17 de Agosto de 2016 / às 22:52 / um ano atrás

Arthur Hiller, diretor de ‘Love Story”, morre aos 92 anos

Arthur Hiller segura seu prêmio humanitário Jean Hersholt ao lado de Ryan O'Neal e Ali McGraw durante a premiação do 74 º Oscar, em Hollywood, na Califórnia 24/03/2002Mike Blake/File Photo

(Reuters) - O versátil e produtivo cineasta canadense Arthur Hiller, cujo o sentimental “Love Story: Uma História de Amor”, estrelado por Ali MacGraw e Ryan O’Neal, foi o maior sucesso de 1970 e permanece como um dos mais populares filmes românticos já feitos, morreu nesta quarta-feira aos 92 anos, disse a Academia de Artes e Ciências Cinematográficas.
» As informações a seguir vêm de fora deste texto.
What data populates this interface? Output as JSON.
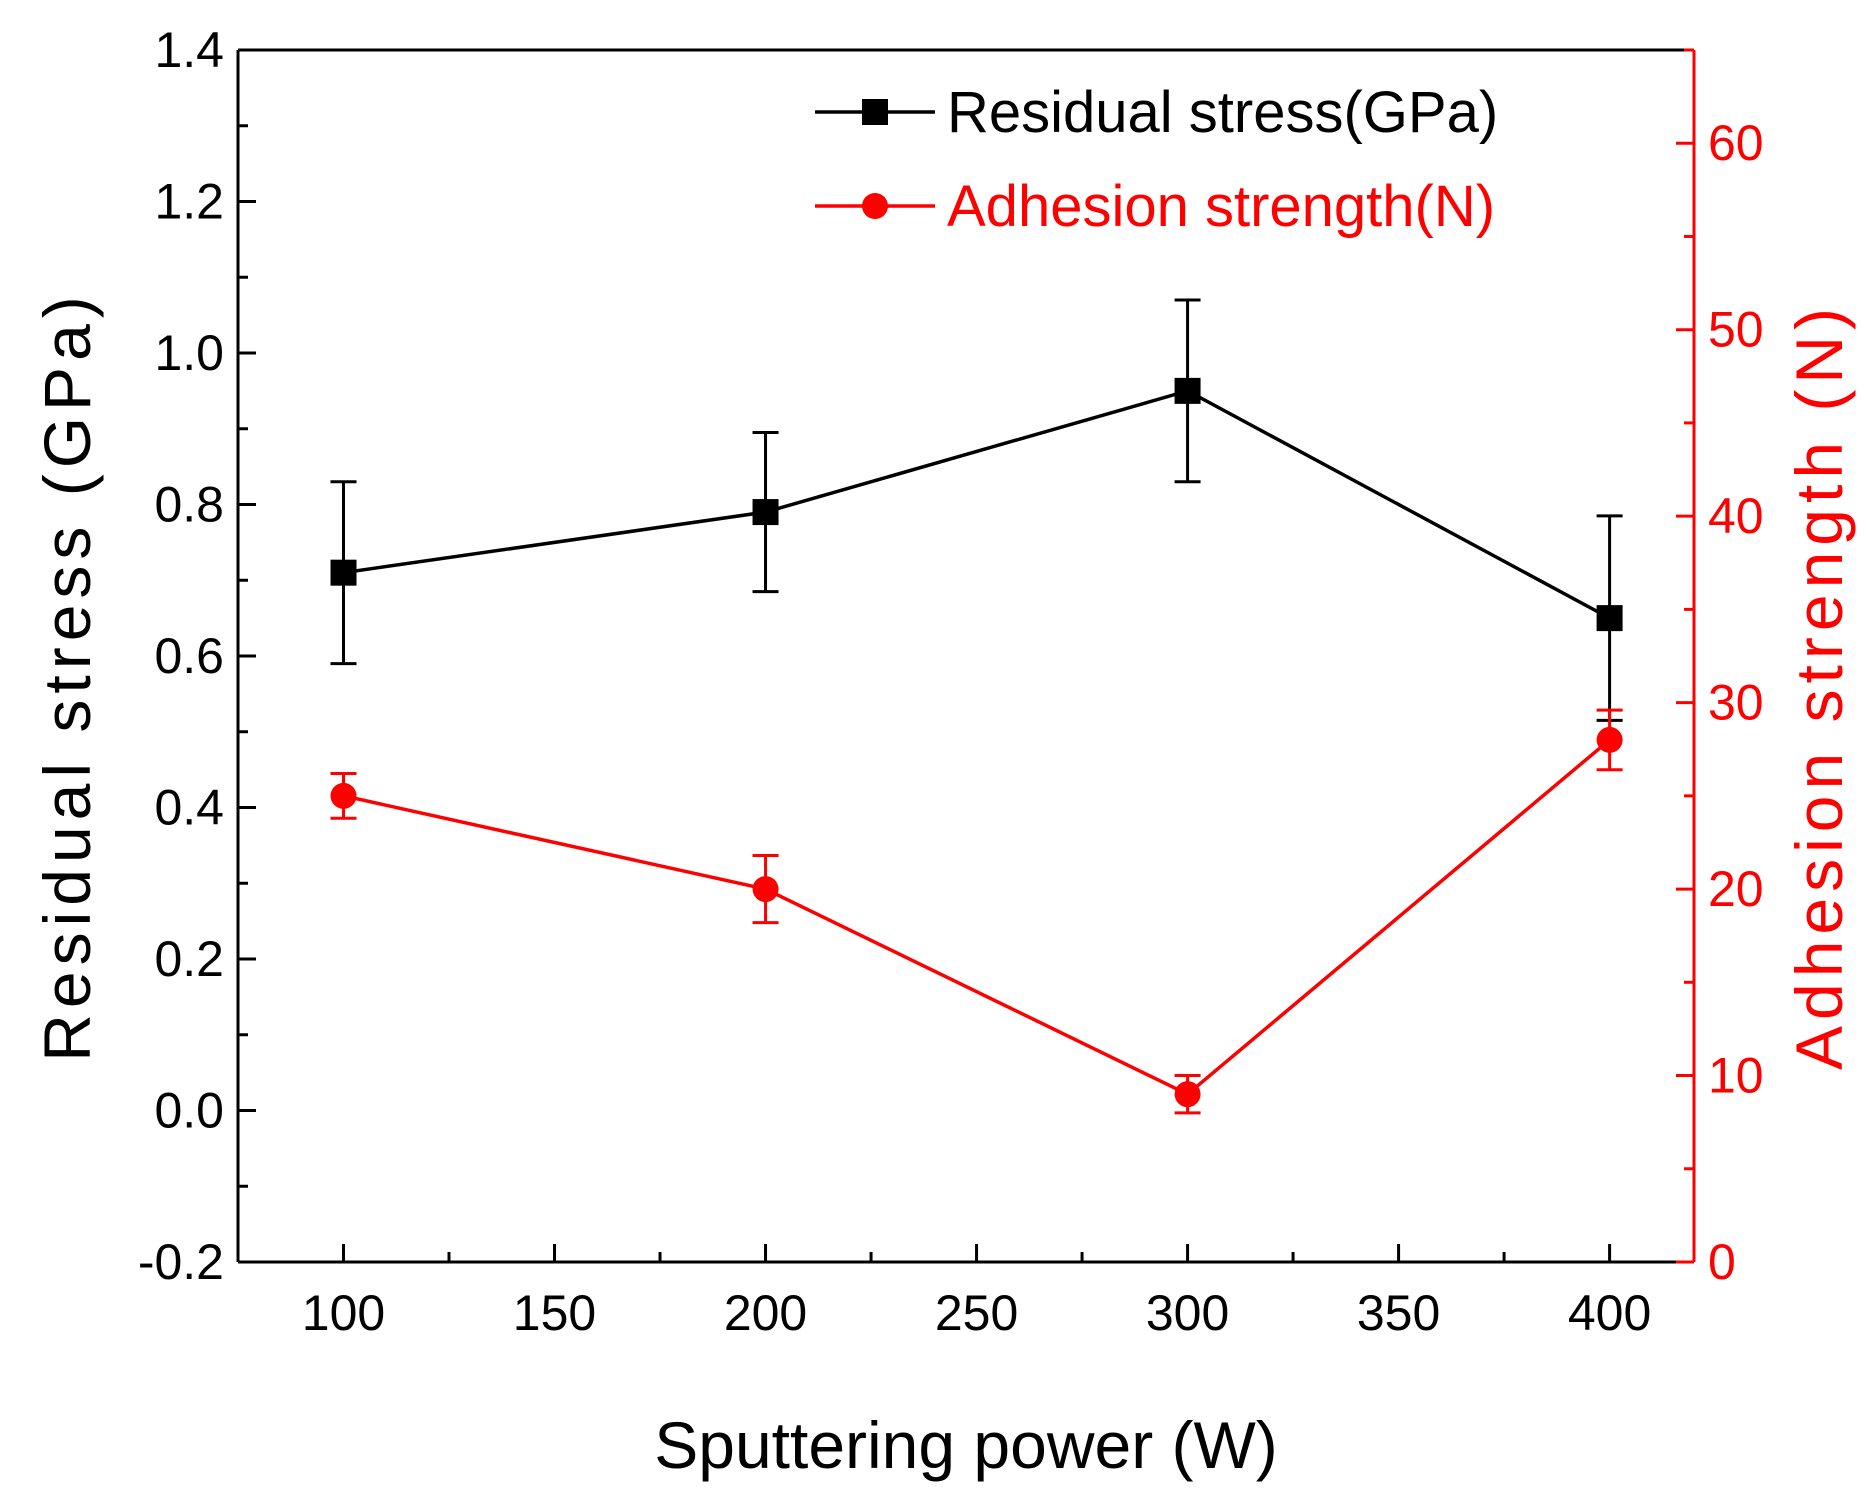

Hiller, que também realizou colaborações exitosas com os roteiristas Neil Simon e Paddy Chayefsky, morreu de causas naturais em Los Angeles, declarou a Academia em comunicado.

O diretor foi o presidente da Academia, que organiza a cerimônia anual do Oscar, de 1993 a 97 e foi durante muito tempo integrante da seção de diretores da organização.

A atual presidente da academia, Cheryl Boone Isaacs, disse que a entidade estava “profundamente entristecida” com a morte de Hiller.

"Eu era integrante do conselho durante a sua presidência e tive a sorte de testemunhar em primeira mão a dedicação dele à Academia e a paixão da sua vida por narrativas visuais”, afirmou ela.

Hiller dirigiu mais de 30 filmes de 1957 até 2006, de vários gêneros, como comédias, dramas, histórias de guerra, sátiras e musicais. Ele conduziu cinco diferentes atores, O'Neal, MacGraw, George C. Scott, Maximilian Schell e John Marley, em interpretações indicadas ao Oscar.

"Love Story", o maior sucesso dele, foi indicado a sete Oscars, incluindo o de melhor filme e o de melhor diretor. O filme ganhou só um, o de melhor música original, enquanto “Patton: Rebelde ou Herói?”, estrelado por Scott, levou os principais prêmios.

"Love Story" conta a história de um romance frustrado entre o privilegiado Oliver (O’Neal) e Jennifer (MacGraw), de classe mais baixa. Ele traz uma das mais famosas falas do cinema dos anos 1970: “Amar é jamais ter que pedir perdão.”